The government has said it will strengthen Australia’s economy and help businesses diversify as China becomes more “confident and assertive” and “willing to use its economic weight as a source of political pressure”.
“We have faced strategic competition before, including during the Cold War. But there are important differences this time around, most notably our highly integrated global economy and trading system,” Mr Frydenberg said in a keynote to the Australian National University’s Crawford Leadership Forum.
China is Australia’s largest two-way trading partner, accounting for over 30% of trade, and Mr Frydenberg said the country is “on the frontline of strategic competition”.
He said: “In many ways, our economies are complementary… however, it is no secret that China has recently sought to target Australia’s economy. Citing 14 so called ‘grievances’, covering everything from our foreign investment laws to our willingness to call out cyber attack. They have targeted our agricultural and resources sector, with measures affecting a range of products, including wine, seafood, barley and coal.”
Mr Frydenberg said that of those goods targeted by trade actions, total exports to China are estimated to have fallen by around $5.4 billion over the year to the June quarter. However, exports of those goods to the rest of the world have increased by $4.4 billion to countries including South Korea, India, Taiwan, Saudi Arabia, Singapore and Germany.
He also called out strong trading relationships with other countries like Japan, South Korea, the United States and the UK. Despite China’s actions, “our economy has continued to perform very strongly”, including an unemployment rate of 4.6%, and a record-high trade surplus of $28.9 billion in the June quarter, Mr Frydenberg added.
Supporting businesses and a stronger economy
Mr Frydenberg said that the Morrison government is taking steps to build a stronger, more dynamic and competitive economy, supporting businesses to diversify and adapt and securing critical economic systems and industries. Ways of building a stronger economy include:
• Lowering taxes for individuals.
• Providing business tax incentives to encourage investment.
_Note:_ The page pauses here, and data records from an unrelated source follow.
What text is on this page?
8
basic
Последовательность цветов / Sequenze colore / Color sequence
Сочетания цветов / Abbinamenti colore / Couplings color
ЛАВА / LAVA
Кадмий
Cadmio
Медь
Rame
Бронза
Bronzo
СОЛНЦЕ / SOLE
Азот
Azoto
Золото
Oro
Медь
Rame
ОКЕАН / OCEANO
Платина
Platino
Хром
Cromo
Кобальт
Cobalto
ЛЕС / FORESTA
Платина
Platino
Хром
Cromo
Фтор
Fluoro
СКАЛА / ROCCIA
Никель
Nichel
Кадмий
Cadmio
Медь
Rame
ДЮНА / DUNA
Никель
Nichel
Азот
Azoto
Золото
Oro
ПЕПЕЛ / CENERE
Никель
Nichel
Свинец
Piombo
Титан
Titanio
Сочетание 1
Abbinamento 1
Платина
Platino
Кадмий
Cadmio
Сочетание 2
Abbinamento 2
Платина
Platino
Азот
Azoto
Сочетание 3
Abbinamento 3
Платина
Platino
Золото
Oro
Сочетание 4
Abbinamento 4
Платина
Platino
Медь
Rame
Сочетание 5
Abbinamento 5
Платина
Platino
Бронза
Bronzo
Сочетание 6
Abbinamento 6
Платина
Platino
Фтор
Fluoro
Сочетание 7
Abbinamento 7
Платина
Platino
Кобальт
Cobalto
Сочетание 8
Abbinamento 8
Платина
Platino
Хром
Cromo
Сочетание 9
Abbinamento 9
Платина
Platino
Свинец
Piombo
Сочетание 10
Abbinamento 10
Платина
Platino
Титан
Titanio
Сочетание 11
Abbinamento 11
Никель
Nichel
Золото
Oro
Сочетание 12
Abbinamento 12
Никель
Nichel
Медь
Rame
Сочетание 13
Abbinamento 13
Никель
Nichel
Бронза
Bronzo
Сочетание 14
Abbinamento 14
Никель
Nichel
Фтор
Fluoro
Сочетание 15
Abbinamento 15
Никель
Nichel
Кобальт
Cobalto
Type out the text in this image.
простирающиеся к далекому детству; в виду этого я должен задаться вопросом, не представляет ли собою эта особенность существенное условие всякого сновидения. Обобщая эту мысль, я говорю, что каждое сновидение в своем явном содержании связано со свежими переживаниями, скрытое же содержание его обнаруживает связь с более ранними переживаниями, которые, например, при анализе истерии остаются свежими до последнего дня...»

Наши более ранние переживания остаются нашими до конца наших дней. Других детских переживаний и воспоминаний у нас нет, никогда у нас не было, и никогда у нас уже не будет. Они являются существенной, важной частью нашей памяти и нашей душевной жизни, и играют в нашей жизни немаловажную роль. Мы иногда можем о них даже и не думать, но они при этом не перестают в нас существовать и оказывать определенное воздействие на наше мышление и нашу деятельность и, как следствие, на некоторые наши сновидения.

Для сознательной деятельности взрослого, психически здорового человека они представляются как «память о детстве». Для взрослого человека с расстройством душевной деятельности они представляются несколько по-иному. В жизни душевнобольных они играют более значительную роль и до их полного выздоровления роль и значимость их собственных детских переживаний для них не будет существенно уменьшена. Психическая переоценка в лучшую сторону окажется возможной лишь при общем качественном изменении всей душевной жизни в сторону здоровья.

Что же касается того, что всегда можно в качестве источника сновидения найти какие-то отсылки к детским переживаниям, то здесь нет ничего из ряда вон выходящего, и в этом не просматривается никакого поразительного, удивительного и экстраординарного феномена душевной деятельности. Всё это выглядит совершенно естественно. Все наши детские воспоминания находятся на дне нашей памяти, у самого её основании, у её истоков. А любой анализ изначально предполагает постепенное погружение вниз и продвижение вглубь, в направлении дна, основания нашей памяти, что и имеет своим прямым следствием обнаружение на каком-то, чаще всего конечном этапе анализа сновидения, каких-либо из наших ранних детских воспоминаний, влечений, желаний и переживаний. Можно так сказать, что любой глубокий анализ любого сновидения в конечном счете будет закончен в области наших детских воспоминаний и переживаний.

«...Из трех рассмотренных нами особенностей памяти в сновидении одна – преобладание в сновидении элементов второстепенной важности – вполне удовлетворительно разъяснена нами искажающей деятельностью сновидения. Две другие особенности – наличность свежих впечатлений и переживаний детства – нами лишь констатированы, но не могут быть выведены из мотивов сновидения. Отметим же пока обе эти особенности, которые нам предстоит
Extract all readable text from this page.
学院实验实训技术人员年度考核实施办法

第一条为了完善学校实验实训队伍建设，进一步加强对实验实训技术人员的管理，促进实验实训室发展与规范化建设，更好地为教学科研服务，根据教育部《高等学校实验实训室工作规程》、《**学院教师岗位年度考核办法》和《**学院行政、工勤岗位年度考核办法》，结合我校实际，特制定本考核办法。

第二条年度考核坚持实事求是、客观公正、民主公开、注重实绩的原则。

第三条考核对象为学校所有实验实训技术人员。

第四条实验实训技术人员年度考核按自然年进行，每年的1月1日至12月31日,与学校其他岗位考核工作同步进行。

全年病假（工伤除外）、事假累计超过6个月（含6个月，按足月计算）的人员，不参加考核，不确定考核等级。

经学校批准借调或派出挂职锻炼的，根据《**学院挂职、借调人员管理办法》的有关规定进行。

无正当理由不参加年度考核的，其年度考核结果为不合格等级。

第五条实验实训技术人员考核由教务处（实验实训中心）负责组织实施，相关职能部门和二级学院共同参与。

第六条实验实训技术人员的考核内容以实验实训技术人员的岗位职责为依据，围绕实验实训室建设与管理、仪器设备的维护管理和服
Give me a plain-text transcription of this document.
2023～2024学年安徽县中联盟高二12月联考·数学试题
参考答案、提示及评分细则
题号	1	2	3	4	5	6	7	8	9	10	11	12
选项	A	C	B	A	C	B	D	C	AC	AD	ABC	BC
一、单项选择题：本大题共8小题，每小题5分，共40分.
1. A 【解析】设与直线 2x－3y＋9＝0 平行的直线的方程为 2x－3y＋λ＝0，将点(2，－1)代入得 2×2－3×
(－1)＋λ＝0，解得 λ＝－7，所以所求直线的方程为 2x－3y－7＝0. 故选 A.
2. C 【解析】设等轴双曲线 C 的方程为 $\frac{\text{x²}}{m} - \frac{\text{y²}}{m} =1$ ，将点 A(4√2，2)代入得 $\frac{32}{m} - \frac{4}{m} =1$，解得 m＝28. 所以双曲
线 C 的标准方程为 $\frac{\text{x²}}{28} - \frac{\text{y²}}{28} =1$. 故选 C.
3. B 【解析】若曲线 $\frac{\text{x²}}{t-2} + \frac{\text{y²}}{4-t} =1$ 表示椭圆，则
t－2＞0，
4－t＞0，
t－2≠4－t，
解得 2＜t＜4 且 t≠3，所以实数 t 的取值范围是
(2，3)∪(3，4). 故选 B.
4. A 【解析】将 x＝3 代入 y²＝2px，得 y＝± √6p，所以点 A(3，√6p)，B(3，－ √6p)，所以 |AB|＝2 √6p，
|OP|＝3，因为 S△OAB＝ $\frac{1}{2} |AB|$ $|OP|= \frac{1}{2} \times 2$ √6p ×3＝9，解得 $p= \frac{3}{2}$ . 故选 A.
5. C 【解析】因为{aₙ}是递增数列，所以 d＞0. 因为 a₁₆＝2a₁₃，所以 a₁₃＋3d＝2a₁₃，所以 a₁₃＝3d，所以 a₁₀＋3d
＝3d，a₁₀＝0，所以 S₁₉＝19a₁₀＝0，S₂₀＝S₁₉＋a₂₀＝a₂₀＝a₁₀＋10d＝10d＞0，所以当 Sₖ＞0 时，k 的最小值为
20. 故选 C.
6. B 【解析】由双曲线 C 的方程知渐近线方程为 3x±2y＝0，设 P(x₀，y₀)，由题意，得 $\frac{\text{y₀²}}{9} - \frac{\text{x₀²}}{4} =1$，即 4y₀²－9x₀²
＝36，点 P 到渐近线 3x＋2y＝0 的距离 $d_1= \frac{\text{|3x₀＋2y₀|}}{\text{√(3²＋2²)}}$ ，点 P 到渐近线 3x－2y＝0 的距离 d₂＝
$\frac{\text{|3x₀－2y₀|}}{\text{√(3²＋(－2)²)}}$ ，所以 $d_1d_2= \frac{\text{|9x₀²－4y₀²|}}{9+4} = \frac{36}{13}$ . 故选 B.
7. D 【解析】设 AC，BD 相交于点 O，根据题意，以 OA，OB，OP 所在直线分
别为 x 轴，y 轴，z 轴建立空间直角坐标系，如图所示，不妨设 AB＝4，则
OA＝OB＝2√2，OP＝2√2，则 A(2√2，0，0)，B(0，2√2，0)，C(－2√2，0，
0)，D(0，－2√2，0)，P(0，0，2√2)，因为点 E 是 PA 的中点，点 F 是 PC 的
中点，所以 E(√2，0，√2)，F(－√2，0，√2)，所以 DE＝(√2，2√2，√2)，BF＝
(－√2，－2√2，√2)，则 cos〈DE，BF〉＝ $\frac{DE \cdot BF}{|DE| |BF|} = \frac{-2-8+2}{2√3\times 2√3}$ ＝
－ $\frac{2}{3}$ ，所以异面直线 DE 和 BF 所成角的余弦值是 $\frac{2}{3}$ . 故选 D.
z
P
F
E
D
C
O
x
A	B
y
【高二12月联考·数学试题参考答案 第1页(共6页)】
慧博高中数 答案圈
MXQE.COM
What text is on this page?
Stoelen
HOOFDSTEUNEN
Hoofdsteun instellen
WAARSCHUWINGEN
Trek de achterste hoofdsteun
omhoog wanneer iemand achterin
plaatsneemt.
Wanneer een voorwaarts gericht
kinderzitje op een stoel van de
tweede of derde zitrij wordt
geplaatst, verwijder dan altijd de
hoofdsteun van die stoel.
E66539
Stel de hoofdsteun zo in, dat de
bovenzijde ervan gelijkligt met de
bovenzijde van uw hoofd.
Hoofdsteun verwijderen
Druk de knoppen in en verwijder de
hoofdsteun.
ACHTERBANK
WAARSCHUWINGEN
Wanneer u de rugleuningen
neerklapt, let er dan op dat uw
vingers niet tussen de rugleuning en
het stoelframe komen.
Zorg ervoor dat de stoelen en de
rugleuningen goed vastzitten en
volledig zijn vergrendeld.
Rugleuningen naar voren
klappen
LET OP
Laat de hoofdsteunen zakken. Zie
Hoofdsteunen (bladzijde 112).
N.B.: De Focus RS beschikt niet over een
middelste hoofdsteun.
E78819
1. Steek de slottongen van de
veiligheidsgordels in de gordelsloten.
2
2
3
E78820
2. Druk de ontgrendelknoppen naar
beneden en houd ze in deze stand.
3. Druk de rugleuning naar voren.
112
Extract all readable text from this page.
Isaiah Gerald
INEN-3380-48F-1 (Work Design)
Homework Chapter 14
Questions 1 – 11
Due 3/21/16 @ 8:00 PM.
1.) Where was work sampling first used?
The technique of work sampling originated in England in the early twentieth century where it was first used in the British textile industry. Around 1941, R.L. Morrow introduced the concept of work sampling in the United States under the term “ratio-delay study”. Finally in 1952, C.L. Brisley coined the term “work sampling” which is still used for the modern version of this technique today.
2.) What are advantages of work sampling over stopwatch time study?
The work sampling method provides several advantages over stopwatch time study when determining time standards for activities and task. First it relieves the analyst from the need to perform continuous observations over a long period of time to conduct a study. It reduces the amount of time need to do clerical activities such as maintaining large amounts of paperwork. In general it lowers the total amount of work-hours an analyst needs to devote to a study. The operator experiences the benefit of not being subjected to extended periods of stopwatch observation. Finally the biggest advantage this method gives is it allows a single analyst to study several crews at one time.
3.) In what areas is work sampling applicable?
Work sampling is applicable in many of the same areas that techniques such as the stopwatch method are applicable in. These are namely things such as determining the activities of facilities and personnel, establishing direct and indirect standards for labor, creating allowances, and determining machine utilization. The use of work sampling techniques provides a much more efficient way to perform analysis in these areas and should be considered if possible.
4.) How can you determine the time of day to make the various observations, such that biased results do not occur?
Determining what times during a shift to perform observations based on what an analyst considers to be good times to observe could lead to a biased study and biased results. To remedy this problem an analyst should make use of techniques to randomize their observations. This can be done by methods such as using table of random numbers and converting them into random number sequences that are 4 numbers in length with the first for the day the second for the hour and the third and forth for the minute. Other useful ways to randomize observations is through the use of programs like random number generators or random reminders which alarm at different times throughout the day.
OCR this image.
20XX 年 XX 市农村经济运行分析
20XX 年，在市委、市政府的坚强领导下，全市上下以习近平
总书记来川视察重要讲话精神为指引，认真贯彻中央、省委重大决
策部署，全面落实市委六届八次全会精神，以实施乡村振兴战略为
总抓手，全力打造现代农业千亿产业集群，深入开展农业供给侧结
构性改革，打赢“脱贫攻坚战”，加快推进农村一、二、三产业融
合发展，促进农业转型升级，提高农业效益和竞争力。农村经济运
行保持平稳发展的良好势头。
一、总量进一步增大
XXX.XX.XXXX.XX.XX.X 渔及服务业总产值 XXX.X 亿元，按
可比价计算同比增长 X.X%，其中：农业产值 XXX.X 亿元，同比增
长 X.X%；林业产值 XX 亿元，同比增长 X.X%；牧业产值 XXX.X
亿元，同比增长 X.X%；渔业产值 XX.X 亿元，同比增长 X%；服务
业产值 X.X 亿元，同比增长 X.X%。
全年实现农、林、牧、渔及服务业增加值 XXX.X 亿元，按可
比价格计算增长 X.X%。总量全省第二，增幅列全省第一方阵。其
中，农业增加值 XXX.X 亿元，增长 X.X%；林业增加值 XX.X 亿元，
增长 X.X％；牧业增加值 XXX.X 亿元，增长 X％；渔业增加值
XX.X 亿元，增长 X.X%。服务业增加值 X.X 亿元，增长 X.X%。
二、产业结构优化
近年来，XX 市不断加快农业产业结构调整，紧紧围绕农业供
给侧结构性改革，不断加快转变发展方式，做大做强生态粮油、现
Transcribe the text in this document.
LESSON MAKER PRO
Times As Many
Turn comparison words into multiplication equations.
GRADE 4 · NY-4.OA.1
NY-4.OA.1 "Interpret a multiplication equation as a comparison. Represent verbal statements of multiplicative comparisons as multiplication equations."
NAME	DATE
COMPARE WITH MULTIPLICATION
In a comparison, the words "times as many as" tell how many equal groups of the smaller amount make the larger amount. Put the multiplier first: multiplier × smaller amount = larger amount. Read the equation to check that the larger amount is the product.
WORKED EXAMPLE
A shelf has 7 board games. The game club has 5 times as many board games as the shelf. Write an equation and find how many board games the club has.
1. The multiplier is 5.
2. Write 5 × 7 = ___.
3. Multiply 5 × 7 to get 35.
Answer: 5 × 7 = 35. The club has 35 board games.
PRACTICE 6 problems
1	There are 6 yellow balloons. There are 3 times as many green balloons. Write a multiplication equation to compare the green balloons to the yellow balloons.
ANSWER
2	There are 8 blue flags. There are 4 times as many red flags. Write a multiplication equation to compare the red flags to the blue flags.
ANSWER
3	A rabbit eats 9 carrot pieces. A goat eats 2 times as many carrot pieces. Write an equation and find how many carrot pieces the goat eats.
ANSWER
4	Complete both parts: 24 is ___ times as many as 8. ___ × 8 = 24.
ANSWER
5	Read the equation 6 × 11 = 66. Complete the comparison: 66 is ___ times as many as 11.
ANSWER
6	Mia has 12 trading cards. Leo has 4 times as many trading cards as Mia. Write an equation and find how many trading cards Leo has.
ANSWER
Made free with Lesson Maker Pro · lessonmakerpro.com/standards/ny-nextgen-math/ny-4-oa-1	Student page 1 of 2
• Supporting Australia’s digital transformation.
• Reducing regulation and making it easier for businesses to invest and grow.
• Investing more in skills, training and education.
Specific initiatives Mr Frydenberg mentioned include the $72.7 million Agri‑Business Expansion Initiative, to help farmers diversify and open new markets, reforming the Export Market Development Grants program, which provides support to around 4,000 small and medium-sized businesses every year, and reimbursing half of all eligible international marketing and promotional expenditure, up to a total of $150,000 per business each financial year.
Mr Frydenberg also mentioned the $1.3 billion Modern Manufacturing Initiative, the Supply Chain Resilience Initiative, which provides grants of up to $2 million to firms to help remove supply chain vulnerabilities for critical goods, and “defending the interests of our barley and wine exporters in the World Trade Organisation”.
Finally, he cited the $1.67 billion the government has committed to strengthen cyber-security capabilities.